As a former collegiate distance runner, I understand what it takes to win a race. It takes hours of training. It takes hard work during practice and in the weight room. It also means putting away poor eating and sleeping habits. Clearly, a diet of ice cream and cake mixed with four hours of sleep is a recipe for disaster leading up to a race. In my own experience, a diet of lean protein with fruits and vegetables proved more successful along with going to bed earlier than my socially active peers.
I ultimately wanted to please God in my running ability, but I also struggled with running for the wrong reasons. Cake and late-night slumber parties were not the only thing I needed to lay aside. I prayed that God would enable me to win so I might have the opportunity to praise him for the victory.
Sometimes, I possessed pure motives and would end my prayer with wanting God’s will to be done more than mine — even if that meant the dreadful loss. Other times, a sinful desire to win crept into my heart. I wanted God’s will to agree with my will more than I wanted my will to become God’s. I only wanted to praise God when he allowed my will to be done — when my will happened to be his will. I wanted to win, and I wanted him to want me to win, too.
In the Christian life, we run the race of faith. We don’t strive for the crown that only one can receive. We strive to finish strong in our faith. God makes us all winners when we cross the line. We get him! Forever! Thus, we all win God by persevering in faith and getting to the finish line. But we, like runners, must lay aside hindrances of our endurance. Hebrews 12:1–3 says,
Therefore, since we are surrounded by so great a cloud of witnesses, let us also lay aside every weight, and sin which clings so closely, and let us run with endurance the race that is set before us, looking to Jesus, the founder and perfecter of our faith, who for the joy that was set before him endured the cross, despising the shame, and is seated at the right hand of the throne of God. Consider him who endured from sinners such hostility against himself, so that you may not grow weary or fainthearted.
Runners not only properly nourish their body and recover well, but they also work hard to build endurance. They endure long runs. They do speed workouts. They lift weights. They stretch. They push through pain. They have sore muscles and tired lungs.
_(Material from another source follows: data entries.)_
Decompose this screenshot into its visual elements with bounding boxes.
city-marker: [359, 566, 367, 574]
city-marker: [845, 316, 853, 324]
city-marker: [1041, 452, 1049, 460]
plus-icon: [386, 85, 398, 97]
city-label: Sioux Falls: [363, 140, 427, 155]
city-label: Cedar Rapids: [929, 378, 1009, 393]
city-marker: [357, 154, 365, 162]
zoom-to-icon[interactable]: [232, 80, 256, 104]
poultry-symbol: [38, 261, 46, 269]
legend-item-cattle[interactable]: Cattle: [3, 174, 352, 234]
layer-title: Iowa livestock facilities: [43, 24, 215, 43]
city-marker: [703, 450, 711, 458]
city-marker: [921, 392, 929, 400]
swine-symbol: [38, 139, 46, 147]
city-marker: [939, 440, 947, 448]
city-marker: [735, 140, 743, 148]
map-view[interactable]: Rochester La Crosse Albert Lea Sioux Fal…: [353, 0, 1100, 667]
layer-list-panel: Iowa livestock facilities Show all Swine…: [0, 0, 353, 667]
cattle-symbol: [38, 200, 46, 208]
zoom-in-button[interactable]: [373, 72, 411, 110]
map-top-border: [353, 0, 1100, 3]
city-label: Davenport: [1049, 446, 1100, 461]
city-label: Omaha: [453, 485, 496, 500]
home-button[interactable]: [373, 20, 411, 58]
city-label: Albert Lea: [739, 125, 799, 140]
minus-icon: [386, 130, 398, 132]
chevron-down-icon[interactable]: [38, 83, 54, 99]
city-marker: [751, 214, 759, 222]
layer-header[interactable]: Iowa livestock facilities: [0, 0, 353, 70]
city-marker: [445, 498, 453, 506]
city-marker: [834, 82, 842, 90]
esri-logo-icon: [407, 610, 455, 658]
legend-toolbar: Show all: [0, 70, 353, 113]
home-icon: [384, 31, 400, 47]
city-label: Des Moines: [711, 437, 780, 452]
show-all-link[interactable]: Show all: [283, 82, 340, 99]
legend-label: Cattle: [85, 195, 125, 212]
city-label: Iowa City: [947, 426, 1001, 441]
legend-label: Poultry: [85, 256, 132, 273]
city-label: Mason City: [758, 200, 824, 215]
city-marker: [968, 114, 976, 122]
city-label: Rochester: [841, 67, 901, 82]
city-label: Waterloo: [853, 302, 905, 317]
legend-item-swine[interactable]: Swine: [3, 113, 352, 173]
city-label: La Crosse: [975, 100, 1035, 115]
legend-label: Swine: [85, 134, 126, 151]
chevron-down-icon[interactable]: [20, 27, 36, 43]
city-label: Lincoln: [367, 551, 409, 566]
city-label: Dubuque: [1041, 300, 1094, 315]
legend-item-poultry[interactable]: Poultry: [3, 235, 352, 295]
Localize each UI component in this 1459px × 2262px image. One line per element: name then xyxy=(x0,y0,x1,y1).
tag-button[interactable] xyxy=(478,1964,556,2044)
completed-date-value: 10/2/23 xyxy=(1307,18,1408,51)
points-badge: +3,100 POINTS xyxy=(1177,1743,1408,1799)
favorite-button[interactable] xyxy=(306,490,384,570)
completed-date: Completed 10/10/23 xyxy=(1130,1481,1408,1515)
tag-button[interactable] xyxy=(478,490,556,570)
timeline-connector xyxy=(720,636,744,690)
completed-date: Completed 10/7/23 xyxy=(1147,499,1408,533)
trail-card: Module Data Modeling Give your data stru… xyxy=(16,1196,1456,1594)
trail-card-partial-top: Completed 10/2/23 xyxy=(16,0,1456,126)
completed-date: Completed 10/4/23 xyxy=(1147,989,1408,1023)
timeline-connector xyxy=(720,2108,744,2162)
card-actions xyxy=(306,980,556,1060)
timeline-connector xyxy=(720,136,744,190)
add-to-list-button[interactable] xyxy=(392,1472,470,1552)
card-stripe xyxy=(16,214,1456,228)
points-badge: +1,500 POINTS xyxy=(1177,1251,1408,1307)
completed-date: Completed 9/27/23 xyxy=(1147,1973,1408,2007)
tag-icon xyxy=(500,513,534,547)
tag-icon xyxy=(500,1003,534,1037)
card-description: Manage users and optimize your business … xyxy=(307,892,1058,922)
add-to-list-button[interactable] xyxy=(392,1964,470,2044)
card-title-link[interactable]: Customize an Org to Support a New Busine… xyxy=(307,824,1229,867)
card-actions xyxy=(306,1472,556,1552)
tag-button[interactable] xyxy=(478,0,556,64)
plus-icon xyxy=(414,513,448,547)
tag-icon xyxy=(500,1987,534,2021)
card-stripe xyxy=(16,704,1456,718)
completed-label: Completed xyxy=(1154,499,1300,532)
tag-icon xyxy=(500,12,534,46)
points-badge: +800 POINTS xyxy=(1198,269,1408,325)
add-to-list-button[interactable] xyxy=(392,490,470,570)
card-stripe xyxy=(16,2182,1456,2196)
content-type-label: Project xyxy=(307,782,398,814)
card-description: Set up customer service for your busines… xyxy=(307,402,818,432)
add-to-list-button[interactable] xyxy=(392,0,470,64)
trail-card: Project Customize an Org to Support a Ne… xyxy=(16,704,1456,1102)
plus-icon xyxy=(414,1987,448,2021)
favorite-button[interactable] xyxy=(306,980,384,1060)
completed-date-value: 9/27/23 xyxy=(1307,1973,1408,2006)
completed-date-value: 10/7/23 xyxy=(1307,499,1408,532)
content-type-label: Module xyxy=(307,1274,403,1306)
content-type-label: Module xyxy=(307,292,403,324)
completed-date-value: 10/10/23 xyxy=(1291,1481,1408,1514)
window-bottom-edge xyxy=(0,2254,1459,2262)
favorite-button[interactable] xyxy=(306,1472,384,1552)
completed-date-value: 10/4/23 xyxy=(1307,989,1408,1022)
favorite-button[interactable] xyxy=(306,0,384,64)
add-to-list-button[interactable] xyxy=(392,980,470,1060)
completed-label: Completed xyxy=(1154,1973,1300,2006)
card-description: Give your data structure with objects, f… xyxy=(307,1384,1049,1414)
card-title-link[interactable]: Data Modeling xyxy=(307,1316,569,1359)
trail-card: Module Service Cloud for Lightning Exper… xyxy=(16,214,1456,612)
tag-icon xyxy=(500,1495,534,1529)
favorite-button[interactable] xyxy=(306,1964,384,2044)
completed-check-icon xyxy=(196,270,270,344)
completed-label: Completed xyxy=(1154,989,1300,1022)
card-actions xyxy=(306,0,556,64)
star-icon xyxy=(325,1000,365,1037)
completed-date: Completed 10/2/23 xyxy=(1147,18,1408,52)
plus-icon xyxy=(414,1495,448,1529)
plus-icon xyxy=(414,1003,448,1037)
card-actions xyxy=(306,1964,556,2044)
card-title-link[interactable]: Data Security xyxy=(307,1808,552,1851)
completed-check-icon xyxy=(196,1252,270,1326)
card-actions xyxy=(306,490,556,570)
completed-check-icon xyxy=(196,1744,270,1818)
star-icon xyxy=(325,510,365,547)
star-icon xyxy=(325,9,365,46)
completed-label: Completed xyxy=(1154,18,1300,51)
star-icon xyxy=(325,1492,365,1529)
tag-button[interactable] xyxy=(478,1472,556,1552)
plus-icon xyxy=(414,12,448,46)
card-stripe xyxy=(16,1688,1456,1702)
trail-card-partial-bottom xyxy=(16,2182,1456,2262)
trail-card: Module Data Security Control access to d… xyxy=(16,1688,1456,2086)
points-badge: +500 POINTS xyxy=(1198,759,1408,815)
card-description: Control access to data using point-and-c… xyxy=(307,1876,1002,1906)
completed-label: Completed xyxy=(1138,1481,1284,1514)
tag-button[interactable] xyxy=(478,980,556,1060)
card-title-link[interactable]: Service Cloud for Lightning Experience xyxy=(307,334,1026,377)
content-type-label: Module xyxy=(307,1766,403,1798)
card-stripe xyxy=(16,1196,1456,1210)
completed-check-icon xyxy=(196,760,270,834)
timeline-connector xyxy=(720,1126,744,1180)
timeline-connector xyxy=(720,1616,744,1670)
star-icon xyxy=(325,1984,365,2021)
Likewise, as Christians, we work hard to strengthen our faith to endure the race of faith. We must seek him daily in his word and in prayer. We must seek fellowship among other believers and let our fellow church members encourage us in the faith. We must welcome rebuke and embrace trials. Personal discipline is essential if we are to keep our eyes focused on Jesus.
Every ounce counts in a foot race. The lighter the endurance runner, the swifter the runner. The same is true in the Christian life. Many things slow us down and eventually stall us in the race of faith. In my case, chasing self-centered joy and personal accolades. Sin clings closely. It’s hard to get off, and it’s heavy. We lay aside every weight and clingy sin. The farther we are from sin, the closer we are to Jesus.
When we sin, we take our eyes off Jesus and put them on ourselves. We choose to do our will instead of his. But we can’t make it to the finish line without looking to Jesus — the author and finisher of our faith. When we set our eyes firmly on him, we will not grow weary in the fight against sin and in the race to persevere in faith. We remember the crown waiting for us in glory and continue running.
The good news is Jesus made us lightweight runners. He took the burden of our sins and placed them on himself at the cross. Then he rose from the dead and sat at the right hand of God to pray for us to fight sin and continue in faith.
In my last collegiate season, Hebrews 12:1–3 was such a gift from God to run each race. When the gun went off, I pictured Jesus, who knew what the brutal cross would accomplish, enduring it with full joy. I didn’t grow weary when I felt like giving up because Jesus didn’t give up. As a result, I grew closer to Jesus. The physical race became a real-life vision of the cross where I could — in part — identify with him.
The race of faith is life’s journey for the Christian. Imagine what would happen if we looked to Jesus every day. Every weight would fall off and every sin would untangle from us. Each look at Jesus would strengthen us to endure and finish well. He waits for us on the other side. He is our crown, and we will be with him forever. Every huff, every twinge of pain, and every prolonged day on earth is worth patiently enduring the journey to get to the finish line — to get to Jesus.